Uzun süredir herkesin beklediği seçim süreci nihayet bitti. Fakat seçim sürecinin sonucu aşağı yukarı belli olmasına rağmen en çok beklenen kimin kaç milletvekili çıkaracaklarıydı. Hiç kuşkusuz anketlere baktığımızda bile oy oranları AK Parti için %50 civarlarını gösteriyordu ama bu 337 yi yakalayıp yakalayamayacağı kuşkusunu doğuruyordu. Nitekim de öle oldu ve AK Parti 326 milletvekilinde kaldı. Bunu iki şekilde okumak lazım. Birinci olarak halk hükümete dedi ki bizim desteğimiz sana ve oy oranımızla senin yanındayız. İkincisi ise biz sana oy atıyoruz destekliyoruz ama bu işi sen tek yapma meclis içinde çözüm bulunsun. İkinci seçenek üzerinde konuşulması gereken en önemli olay ise en son anayasa taslağında tüm grupların karşı olmasına rağmen milletvekili sayısı yettiği için halka götürebilen AK Parti şimdi nasıl bir strateji izleyecek. İçerideki gruplara baktığımız da iktidar partisi doğruyu söylesin ya da söylemesin hep aksini söylemeye çalışan bir muhalefet varken nasıl bir yol izleyecek. Kime hangi payda görüşme sağlayacak ve isteklere nasıl cevap verecek. Aslında bu süreç Türkiye için Cumhurbaşkanlığı seçimlerinde yaşanan süreç gibi çok karışık ve tedirgin edici olayların yaşanabileceği süreci gösteriyor. Bu da 2023 Türkiye vizyonu çerçevesinde düşünüldüğünde 100. yıl gelmeden eskiyi yeniden kurmak ve yeniden yapmak sürecinde tüm sorunların çözüme kavuşması için önemli bir dönemeç olarak gözüküyor. Çünkü Türkiye ne zaman başını kaldırsa hep belli başlı sorunlarla başına vuruluyor. Bunlarda genelde anayasal temelli sorunlar. Onlarda kürt sorunu, demokrati haklar, basın özgürlükleri , insan hakları gibi konular. Yeniden bunların düzenlenmesi ve gereken ihtiyaçlara çözüm üretmesi gerekiyor. Bu anlamda altında imzası olucaklar bir nevi kurucu meclis pozisyonunda görev yapacaklar. 

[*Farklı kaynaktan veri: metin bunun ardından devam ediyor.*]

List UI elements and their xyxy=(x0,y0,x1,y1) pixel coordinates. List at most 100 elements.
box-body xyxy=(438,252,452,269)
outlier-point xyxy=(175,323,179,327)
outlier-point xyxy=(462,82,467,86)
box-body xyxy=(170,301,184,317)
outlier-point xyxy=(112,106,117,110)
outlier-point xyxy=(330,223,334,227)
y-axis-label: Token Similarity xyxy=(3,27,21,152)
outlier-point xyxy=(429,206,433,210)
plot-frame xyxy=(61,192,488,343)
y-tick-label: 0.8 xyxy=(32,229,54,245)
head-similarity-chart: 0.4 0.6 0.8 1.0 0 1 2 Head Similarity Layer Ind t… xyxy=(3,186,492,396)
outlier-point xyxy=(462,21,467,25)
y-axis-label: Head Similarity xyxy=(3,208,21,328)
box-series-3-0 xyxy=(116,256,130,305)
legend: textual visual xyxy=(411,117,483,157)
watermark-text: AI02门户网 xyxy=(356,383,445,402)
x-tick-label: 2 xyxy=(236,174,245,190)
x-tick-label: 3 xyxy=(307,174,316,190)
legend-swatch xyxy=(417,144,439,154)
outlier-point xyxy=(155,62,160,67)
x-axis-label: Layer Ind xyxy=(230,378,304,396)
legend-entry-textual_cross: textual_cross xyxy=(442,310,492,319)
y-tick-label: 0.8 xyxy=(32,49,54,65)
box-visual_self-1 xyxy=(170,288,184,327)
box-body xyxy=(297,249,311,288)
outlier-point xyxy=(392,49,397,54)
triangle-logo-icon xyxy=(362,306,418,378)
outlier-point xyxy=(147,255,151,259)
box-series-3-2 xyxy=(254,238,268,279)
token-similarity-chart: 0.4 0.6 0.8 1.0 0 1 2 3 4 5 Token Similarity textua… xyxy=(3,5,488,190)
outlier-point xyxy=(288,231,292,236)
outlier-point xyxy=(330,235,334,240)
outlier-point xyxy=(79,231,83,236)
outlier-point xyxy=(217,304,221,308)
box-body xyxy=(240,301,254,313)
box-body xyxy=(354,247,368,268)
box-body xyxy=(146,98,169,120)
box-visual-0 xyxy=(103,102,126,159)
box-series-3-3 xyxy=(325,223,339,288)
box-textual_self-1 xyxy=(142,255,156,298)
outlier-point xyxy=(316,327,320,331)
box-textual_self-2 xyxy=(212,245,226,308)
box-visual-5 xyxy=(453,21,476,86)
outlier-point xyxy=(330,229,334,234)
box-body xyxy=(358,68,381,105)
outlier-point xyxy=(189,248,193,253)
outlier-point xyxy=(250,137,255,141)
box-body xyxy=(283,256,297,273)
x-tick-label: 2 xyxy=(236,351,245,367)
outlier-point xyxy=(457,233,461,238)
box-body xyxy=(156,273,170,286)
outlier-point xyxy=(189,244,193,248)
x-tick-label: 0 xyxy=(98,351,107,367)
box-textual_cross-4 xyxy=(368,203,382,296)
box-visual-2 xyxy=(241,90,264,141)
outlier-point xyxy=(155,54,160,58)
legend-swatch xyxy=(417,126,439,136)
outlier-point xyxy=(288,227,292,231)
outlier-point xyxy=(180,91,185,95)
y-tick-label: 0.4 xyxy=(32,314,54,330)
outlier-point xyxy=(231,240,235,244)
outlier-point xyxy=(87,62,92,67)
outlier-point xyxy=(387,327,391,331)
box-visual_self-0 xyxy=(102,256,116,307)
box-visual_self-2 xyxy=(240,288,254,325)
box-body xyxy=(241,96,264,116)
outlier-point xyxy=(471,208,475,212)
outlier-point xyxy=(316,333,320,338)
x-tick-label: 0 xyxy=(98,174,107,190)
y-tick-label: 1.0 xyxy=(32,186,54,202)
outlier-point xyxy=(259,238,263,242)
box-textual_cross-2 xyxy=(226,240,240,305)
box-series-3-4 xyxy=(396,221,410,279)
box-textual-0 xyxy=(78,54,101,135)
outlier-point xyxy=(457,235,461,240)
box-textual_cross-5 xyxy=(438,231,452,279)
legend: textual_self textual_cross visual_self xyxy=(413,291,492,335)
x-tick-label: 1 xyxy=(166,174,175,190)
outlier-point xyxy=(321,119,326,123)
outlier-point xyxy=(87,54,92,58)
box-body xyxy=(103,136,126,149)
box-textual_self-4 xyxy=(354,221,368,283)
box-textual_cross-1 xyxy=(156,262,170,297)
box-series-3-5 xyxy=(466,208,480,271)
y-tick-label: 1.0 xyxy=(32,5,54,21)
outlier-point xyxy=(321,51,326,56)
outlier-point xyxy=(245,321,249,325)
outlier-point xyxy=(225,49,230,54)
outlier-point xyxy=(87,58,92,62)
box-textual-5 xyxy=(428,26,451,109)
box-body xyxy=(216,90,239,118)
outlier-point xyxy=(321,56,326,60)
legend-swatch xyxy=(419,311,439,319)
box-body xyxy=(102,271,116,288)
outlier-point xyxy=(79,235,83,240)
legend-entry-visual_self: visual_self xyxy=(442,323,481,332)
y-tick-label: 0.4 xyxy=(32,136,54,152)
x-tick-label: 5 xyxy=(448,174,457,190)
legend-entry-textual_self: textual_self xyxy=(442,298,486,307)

Son dönem gelişmelerde Türkiye'de anayasal sürecin entrikalı geçeceğine işaret ediyo. Bunu da şurdan anlıyoruz ki Zülfü Livaneli'nin 13 Haziran Vatan Gazetesi'nde yayınlanan köşe yazısı ile alakalı. Orada Haberal önderliğinde bir grubun CHP'den ayrılıp ya yeni bir parti kurup mecliste grup oluşturması ya da Demokrat Parti'yi yeniden şaha kaldırması bekleniyor. Yönlendirenin de Süleyman Demirel olduğunu söylüyor. Daha sonraki yazılarda bunun aksi ya da hayali olduğunu ifade etse de Süleyman Demirel'in sadece Haberal için özel istekte bulunduğuna dair ifadesi önemli. Çünkü ileride süreçte kilit rol oynayabilecek bir konuma ulaşabilirler. Cumhurbaşkanlığı sürecinde de gördüğümüz gibi Mehmet Ağar girmeyeceğiz dediyse de miletvekilleri onu dinlemediler ve salona girdiler. Aynı olayın anayasal süreçte de yaşanabilme ihtimali yüksek. Bunu tabi ki bekleyip görmek lazım. 

 
Toplam blog
: 2
: 328
Kayıt tarihi
: 06.06.11
 
 

1986 Giresun doğumluyum. İlköğretim ve Lise hayatımı Giresun da tamamladım. Daha sonra Kocaeli Ünive..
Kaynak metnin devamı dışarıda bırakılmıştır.